Battenberg cakes are constructed by baking yellow and pink almond sponge-cakes separately, then cutting and combining the pieces in a chequered pattern. The cake is held together by jam and covered with marzipan.

== Origins ==
While the cake originates in England, its exact origins are unclear,
with early recipes also using the alternative names "Domino Cake" (recipe by Agnes Bertha Marshall, 1898), "Neapolitan Roll" (recipe by Robert Wells, 1898),
or "Church Window Cake".

The cake was purportedly named in honour of the marriage of Princess Victoria, a granddaughter of Queen Victoria, to Prince Louis of Battenberg in 1884. It refers to the German town of Battenberg, Hesse, which was the seat of an aristocratic family who died out in the early Middle Ages and whose title was transferred in 1851 to Countess Julia Hauke on the occasion of her marriage to Prince Alexander of Hesse and by Rhine; then first Countess of Battenberg, afterwards Princess of Battenberg, known in Britain since 1917 as Mountbatten.

The food historian Ivan Day refuted the idea that the four panels are in reference to four princes or houses, as older recipes show as many as 25 panels.

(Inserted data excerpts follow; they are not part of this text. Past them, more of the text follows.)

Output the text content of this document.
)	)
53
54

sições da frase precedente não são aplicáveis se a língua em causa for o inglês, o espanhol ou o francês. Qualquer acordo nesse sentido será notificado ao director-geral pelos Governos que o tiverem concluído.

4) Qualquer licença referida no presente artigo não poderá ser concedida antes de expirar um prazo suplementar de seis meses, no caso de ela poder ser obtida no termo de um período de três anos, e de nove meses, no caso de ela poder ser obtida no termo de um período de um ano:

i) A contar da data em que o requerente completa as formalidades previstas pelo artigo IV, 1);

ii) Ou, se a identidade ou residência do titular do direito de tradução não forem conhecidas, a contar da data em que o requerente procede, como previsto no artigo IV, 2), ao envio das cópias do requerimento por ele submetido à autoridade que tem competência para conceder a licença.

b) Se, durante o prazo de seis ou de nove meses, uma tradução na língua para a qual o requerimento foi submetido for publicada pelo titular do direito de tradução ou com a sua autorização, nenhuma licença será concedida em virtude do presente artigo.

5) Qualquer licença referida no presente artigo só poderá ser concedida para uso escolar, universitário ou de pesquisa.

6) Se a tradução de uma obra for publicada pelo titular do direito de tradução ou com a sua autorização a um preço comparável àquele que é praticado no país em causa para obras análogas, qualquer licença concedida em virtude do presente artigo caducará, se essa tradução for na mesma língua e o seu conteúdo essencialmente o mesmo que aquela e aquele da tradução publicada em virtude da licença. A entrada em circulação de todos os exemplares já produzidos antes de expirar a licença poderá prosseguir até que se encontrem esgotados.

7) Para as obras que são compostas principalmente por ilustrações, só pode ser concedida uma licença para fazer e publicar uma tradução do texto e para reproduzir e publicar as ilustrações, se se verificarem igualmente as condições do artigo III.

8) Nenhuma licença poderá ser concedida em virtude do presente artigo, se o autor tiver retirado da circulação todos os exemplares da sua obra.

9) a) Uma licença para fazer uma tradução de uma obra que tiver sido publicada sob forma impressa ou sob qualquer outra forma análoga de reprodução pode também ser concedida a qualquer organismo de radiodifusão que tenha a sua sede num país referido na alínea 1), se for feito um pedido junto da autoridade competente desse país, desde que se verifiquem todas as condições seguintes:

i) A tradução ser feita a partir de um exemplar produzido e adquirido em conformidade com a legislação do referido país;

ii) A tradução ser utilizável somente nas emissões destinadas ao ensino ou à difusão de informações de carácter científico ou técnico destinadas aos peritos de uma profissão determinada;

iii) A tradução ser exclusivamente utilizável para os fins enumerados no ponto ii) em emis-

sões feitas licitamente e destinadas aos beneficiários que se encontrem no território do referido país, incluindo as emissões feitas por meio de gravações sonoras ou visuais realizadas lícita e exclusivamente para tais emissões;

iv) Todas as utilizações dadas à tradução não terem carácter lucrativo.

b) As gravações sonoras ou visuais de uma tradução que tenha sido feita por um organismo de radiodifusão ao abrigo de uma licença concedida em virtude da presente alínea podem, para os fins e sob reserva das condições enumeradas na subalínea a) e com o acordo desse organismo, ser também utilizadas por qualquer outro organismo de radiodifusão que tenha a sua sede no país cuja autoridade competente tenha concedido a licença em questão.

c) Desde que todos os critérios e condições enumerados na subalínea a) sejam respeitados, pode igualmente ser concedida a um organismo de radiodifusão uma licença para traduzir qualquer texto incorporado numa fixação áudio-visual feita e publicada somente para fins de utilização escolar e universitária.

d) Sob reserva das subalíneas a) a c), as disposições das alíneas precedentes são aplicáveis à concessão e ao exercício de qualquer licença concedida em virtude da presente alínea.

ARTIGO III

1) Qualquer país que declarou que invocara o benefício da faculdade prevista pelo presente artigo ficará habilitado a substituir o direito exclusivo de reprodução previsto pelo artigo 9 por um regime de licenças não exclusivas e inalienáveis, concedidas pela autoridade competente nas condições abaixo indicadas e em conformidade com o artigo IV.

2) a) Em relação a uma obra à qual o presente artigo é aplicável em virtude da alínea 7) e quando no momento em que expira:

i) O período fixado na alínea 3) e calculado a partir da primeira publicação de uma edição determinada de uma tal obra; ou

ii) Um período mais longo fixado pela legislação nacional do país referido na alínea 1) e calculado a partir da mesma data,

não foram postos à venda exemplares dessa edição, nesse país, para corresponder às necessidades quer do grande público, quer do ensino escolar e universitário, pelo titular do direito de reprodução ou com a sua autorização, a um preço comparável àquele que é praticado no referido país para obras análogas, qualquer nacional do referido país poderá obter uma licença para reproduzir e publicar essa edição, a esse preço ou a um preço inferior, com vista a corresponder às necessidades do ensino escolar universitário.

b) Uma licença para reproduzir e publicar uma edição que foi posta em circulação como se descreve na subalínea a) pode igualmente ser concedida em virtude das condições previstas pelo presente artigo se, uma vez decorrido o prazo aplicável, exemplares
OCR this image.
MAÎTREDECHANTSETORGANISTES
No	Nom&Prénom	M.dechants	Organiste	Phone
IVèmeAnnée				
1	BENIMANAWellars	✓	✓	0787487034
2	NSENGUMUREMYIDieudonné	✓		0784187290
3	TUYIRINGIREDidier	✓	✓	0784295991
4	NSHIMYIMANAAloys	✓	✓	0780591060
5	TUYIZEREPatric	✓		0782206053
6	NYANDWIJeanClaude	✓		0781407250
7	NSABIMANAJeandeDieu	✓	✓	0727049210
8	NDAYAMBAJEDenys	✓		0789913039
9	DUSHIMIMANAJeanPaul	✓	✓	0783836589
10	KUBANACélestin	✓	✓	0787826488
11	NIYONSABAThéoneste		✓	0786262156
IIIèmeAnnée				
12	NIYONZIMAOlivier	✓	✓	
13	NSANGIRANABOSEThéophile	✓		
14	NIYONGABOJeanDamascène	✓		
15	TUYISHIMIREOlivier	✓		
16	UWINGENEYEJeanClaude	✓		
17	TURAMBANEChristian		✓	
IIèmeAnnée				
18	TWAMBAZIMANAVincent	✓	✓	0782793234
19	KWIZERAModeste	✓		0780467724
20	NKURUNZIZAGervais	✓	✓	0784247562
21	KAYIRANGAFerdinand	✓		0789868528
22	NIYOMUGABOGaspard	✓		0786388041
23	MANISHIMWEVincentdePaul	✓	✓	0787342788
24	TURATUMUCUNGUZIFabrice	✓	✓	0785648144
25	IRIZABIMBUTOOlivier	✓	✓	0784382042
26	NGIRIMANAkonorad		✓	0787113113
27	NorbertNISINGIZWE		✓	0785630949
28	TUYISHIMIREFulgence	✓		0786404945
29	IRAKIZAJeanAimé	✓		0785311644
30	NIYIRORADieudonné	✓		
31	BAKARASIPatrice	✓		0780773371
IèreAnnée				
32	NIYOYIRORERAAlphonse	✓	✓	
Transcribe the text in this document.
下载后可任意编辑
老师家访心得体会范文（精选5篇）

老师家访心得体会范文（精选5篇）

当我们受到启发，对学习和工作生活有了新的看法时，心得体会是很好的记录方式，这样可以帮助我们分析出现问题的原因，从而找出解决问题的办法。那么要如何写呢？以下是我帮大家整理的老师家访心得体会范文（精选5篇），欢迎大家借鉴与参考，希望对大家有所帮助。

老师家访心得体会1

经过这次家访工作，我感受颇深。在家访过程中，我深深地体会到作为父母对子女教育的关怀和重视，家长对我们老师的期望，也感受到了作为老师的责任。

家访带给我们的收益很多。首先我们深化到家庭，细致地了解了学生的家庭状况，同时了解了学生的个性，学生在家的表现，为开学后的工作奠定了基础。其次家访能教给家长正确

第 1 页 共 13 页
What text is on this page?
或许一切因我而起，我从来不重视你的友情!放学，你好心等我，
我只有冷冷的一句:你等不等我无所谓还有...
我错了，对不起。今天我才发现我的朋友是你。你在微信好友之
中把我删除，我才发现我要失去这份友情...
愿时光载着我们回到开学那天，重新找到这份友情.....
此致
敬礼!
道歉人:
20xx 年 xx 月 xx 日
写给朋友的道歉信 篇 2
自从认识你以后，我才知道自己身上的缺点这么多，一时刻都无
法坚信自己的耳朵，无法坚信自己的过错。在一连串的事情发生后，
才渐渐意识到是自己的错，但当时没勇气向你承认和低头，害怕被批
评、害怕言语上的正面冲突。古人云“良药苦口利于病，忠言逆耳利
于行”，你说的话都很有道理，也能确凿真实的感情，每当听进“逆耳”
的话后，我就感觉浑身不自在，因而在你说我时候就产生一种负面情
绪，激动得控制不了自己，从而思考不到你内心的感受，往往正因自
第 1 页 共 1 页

He said the four panels were likely standardised by industrial bakers such as Lyons, as this was easier to produce on a production line.

According to The Oxford Companion to Food, the name "Battenberg cake" first appeared in print in 1903. However, a "Battenburg cake" appears in Frederick Vine, Saleable Shop Goods for Counter-Tray and Window ... (London, England: Office of the Baker and Confectioner, 1898).